Part of π’s charm is its mix of measurable and undiscoverable: we know that π is exactly the ratio of a circle’s circumference to its diameter, and yet it is infinitely unknowable—the sequence of numbers following the decimal point in π has no pattern and goes on forever.
For all the digits of π that we can compute (the current record is about 12.1 trillion) and memorize (about 100,000) there will always be more beyond our grasp.
This is because π is an irrational number, which means it cannot be written as the ratio of two whole numbers.
Irrational numbers aren’t rare, though. In fact, there is what mathematicians call an uncountably infinite number of irrational numbers. Even between a single pair of rational numbers (between 1 and 2, for example) there exists an infinite number of irrational numbers.
So if we’re really going to honor mathematics on Pi Day, take a moment to mark a few more dates on the calendar, and discover the irrational numbers that equally deserve their own holidays:
e (pronounced “ee”)
Equal to about 2.71828182846…, e was discovered by Jacob Bernoulli, who first discovered it in a formula for calculating compound interest.
This mathematical constant also shows up in probability theory, number theory and calculus. Imagine playing a lottery with one-in-a-million odds of winning. The probability that you would never win—even if you played a million times—can be calculated with e: it’s about 1/e (less than 37%).
In the tech world, e already enjoys some celebrity—when Google filed for its first IPO in 2004, the amount they intended to raise was $2,718,281,828, or a billion times e.
φ (pronounced “phi”)
Equal to about 1.61803398875…, the irrational number φ is also known as the golden ratio or divine proportion. It is essential to geometry, and can be expressed as the ratio of a regular pentagon’s diagonal to the length of a side. Two numbers (say, a and b) are considered in the golden ratio if (a+b)/b = φ.
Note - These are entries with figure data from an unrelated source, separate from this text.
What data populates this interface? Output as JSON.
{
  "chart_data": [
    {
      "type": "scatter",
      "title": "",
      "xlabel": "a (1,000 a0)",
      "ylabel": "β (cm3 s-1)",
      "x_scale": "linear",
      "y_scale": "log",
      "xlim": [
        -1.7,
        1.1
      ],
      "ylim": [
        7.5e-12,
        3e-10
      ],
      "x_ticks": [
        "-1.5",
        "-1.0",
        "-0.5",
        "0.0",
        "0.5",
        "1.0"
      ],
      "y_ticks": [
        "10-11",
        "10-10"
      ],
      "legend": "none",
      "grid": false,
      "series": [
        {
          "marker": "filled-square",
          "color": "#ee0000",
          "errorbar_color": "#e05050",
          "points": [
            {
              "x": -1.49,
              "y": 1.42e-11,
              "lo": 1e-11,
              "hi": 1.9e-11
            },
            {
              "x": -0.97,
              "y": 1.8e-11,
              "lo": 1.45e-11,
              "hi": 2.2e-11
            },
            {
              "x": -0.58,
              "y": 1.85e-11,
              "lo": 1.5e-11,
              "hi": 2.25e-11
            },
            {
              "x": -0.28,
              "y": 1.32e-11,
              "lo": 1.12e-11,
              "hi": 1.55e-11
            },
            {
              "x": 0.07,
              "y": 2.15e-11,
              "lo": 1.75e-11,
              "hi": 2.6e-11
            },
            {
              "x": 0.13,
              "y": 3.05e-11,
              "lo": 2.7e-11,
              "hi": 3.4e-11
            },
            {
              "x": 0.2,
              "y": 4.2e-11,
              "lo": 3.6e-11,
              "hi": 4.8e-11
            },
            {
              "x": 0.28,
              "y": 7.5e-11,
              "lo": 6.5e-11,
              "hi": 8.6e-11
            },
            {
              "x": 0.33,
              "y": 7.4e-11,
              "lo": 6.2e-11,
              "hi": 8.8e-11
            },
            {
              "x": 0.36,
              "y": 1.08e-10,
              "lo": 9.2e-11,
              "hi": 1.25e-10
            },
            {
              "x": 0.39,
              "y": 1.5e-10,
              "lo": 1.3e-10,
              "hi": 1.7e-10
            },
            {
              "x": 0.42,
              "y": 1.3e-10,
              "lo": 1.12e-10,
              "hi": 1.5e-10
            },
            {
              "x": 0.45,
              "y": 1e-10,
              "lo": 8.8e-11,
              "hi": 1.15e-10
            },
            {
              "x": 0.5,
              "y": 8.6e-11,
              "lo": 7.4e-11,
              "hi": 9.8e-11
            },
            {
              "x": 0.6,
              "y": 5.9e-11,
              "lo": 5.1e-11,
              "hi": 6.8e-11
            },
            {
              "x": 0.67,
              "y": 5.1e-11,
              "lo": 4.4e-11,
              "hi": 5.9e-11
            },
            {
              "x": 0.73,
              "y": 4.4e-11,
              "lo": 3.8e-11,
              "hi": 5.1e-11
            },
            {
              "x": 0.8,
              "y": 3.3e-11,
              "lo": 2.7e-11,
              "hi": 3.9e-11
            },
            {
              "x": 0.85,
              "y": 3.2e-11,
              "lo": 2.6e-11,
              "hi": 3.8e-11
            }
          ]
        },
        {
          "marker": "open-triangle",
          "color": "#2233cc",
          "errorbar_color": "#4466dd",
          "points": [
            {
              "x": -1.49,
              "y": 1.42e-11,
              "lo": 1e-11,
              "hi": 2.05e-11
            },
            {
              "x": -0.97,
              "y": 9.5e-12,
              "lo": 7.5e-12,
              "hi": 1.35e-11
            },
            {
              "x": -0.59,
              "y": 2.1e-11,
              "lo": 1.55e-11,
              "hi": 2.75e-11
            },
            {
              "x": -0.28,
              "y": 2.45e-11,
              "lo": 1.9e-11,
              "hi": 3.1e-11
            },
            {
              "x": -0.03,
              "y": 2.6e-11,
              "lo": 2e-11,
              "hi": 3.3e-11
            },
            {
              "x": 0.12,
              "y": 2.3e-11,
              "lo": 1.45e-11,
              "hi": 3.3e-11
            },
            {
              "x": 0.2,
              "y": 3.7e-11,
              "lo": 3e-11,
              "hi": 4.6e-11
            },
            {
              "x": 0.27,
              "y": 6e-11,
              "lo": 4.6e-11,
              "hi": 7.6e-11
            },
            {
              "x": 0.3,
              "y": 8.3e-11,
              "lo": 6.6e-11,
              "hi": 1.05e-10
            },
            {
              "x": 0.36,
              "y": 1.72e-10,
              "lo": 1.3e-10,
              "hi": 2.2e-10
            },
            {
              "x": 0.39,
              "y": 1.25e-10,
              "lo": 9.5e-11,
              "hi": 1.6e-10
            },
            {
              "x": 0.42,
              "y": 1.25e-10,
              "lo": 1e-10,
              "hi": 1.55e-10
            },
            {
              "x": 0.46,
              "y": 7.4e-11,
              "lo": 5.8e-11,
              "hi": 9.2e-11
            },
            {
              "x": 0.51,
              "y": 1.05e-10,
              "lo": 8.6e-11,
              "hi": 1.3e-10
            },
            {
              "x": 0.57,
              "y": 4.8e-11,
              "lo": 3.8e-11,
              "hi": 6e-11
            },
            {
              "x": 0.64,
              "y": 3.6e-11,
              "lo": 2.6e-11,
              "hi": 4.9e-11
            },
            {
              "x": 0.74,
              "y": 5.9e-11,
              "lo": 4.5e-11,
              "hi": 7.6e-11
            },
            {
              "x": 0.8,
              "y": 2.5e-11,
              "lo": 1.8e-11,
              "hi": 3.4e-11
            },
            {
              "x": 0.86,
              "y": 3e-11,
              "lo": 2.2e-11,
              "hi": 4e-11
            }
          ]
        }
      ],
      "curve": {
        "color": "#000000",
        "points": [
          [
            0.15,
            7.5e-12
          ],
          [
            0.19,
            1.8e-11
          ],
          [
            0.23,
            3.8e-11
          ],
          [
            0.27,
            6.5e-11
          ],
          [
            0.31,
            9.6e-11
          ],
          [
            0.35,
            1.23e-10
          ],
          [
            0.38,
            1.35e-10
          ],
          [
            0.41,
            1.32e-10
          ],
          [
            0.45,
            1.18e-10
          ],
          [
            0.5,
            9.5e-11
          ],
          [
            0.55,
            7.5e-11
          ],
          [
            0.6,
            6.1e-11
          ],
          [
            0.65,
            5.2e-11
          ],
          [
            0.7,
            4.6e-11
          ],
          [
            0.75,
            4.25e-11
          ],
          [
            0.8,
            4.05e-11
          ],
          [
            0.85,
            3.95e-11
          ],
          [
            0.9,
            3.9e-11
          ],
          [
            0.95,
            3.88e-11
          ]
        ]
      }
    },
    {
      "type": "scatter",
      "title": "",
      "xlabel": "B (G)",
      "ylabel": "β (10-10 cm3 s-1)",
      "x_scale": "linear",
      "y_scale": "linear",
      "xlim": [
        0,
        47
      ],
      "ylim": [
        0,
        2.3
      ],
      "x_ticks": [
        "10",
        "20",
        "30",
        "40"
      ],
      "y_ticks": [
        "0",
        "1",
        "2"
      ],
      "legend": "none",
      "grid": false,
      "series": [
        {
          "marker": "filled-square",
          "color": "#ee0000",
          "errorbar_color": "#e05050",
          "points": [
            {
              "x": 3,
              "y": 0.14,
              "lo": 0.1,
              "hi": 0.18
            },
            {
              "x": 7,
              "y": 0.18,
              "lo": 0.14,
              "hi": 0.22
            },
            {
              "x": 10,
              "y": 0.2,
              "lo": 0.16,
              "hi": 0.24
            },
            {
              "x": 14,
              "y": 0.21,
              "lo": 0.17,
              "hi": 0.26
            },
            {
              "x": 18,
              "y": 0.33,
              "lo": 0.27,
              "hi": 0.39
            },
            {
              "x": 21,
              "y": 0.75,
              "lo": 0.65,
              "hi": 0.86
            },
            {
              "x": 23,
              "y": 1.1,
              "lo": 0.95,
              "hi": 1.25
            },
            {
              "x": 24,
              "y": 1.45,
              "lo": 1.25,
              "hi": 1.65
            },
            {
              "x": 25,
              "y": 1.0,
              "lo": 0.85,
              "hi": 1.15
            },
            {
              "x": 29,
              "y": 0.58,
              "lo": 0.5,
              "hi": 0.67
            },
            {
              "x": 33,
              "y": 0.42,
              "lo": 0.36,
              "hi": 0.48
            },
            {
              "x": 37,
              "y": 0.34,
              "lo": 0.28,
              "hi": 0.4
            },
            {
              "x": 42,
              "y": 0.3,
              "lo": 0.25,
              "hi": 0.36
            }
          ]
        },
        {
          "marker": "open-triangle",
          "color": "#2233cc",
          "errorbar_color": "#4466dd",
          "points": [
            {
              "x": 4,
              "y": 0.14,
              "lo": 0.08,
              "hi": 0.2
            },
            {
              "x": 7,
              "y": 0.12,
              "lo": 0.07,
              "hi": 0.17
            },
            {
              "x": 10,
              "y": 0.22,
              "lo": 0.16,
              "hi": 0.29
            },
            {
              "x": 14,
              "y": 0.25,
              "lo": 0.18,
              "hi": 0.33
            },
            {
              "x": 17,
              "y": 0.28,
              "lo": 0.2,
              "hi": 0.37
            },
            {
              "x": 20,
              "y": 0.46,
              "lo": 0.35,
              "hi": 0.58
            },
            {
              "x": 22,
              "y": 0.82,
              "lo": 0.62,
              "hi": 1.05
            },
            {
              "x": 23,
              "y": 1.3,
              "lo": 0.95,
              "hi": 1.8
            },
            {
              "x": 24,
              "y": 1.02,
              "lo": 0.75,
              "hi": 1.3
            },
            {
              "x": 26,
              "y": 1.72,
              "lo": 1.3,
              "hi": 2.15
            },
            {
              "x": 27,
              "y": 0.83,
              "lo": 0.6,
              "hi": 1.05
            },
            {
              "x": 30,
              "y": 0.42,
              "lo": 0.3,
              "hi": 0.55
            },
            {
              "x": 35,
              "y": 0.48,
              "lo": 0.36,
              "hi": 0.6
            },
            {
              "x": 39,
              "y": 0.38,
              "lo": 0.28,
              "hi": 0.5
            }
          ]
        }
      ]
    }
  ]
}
This ratio can also be derived from the Fibonacci sequence, in which each term is the sum of the previous two terms: 1,1,2,3,5,8,13,21,…The further along you go in the Fibonacci sequence, the closer the ratio of consecutive terms is to φ.
The irrational number φ has always fascinated mathematicians, astronomers, biologists and artists, since the ratio it represents, of course, is thought to have aesthetic appeal. Ratios close to φ can be found in Egyptian pyramids as well as in an abundance of architecture and artwork from the ancient Greeks and Mayans to the Gothic and Renaissance eras to modern pieces.
In the US, the German-American architect Mies van der Rohe’s Farnsworth House is said to be built according to φ.
√2 (pronounced “root two”)
Last and most venerable is the square root of 2 (written √2), which is equal to about 1.41421356237…Sometimes known as the Pythagorean constant, √2 is also the length of the hypotenuse of a right triangle, whose other sides both have length 1.
Likely the first number ever known to be irrational, legend holds that when the Pythagorean philosopher Hippasus showed his contemporaries a proof that the square root of 2 could not be expressed as a ratio of integers, around 500 BC, his peers were so shocked that they drowned him at sea.
Now of course, the discovery of irrational numbers is regarded as an important stepping stone towards modern mathematics.
There exist many different mathematical proofs of √2’s irrationality, including one so concise that it fits in a tweet:
The elegance of brevity, for this first among irrational numbers, should be a healthy counterbalance to Pi Day’s lengthy recitations.